Taking synthetic marijuana alone is more harmful than taking it in conjunction with CBD—the latter can dampen some of the effects of the former, Hill says. “That’s why we see so many people having so many problems with synthetics [alone],” he adds. “They will become psychotic, they could have hallucinations, things of that sort.”
The overall problem, Hill says, is the discrepancy between federal and state handling of CBD. Many states have legalized medical marijuana and CBD, but according the federal government, CBD is still illegal. (Though one formulation of CBD, Epidiolex, was recently approved by the FDA for to treat seizures associated with two forms of epilepsy.)
“I think one of the major misconceptions about CBD is that people feel, because they can get it online or they can get into the dispensary, that it’s legal,” Hill says. “Technically all of the CBD aside from Epidiolex is federally illegal still.
In practice, this leads to inadequate regulation and oversight, in the same way that nutraceuticals and other over-the-counter supplements aren’t properly screened and labeled. “People are looking for these alternatives and they are not anticipating that they’re going to take something that at the end of the day might send them to the hospital,” Peace says.

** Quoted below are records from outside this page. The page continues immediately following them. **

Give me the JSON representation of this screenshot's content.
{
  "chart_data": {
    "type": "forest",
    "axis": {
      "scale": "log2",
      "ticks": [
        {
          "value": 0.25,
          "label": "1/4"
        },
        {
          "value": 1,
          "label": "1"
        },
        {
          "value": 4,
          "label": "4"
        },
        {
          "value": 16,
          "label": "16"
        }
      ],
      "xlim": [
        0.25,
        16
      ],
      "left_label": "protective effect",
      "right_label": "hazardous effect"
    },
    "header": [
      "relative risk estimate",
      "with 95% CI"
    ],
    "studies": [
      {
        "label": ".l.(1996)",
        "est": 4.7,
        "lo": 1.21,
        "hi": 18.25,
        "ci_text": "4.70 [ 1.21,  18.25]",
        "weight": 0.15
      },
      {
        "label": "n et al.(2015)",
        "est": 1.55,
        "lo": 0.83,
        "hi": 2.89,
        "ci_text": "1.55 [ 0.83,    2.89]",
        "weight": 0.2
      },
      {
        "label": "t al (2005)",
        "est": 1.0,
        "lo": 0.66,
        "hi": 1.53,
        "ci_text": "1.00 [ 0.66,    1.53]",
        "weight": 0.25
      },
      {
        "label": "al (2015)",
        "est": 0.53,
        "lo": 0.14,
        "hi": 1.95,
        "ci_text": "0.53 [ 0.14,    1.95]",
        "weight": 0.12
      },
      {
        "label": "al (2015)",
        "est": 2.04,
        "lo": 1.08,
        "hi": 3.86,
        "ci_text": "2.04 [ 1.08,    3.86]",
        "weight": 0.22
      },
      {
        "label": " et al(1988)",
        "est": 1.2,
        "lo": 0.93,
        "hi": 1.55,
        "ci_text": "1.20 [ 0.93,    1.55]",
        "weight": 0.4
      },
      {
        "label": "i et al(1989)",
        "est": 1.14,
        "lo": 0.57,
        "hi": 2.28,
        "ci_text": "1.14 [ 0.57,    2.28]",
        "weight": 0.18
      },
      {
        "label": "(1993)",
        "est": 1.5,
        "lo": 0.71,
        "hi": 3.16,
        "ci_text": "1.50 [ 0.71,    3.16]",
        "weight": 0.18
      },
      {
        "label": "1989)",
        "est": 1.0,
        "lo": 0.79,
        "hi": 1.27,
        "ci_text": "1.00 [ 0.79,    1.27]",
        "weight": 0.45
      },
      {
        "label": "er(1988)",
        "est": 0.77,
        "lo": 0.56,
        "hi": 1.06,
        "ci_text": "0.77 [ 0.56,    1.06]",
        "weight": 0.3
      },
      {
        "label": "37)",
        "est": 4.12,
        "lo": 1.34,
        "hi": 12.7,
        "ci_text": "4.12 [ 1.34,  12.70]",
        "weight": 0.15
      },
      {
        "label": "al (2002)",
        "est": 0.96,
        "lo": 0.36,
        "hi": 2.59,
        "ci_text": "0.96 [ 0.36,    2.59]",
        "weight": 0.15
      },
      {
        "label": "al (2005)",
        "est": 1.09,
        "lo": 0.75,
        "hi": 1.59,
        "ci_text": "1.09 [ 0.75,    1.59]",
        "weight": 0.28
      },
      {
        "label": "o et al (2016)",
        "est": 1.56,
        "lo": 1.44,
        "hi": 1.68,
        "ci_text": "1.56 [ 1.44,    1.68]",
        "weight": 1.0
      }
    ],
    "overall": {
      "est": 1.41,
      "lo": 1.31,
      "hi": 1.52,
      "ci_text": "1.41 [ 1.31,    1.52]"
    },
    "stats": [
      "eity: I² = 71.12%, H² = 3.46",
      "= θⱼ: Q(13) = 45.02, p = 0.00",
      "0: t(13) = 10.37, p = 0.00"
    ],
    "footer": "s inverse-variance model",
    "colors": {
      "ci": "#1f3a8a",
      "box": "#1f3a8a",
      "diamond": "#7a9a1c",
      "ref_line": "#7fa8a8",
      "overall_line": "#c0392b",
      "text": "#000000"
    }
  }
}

CBD is still being studied for various medical applications and needs more randomized clinical trials before it can be claimed as helpful for things like anxiety and pain. But if you find yourself wanting to try out CBD, which is relatively safe, Hill recommends seeking out a state-operated dispensary, which is obligated to have accurate labeling. Hill also says you should tell your doctor you’re taking CBD, so they know about any drug interactions or can help you navigate any potential side effects.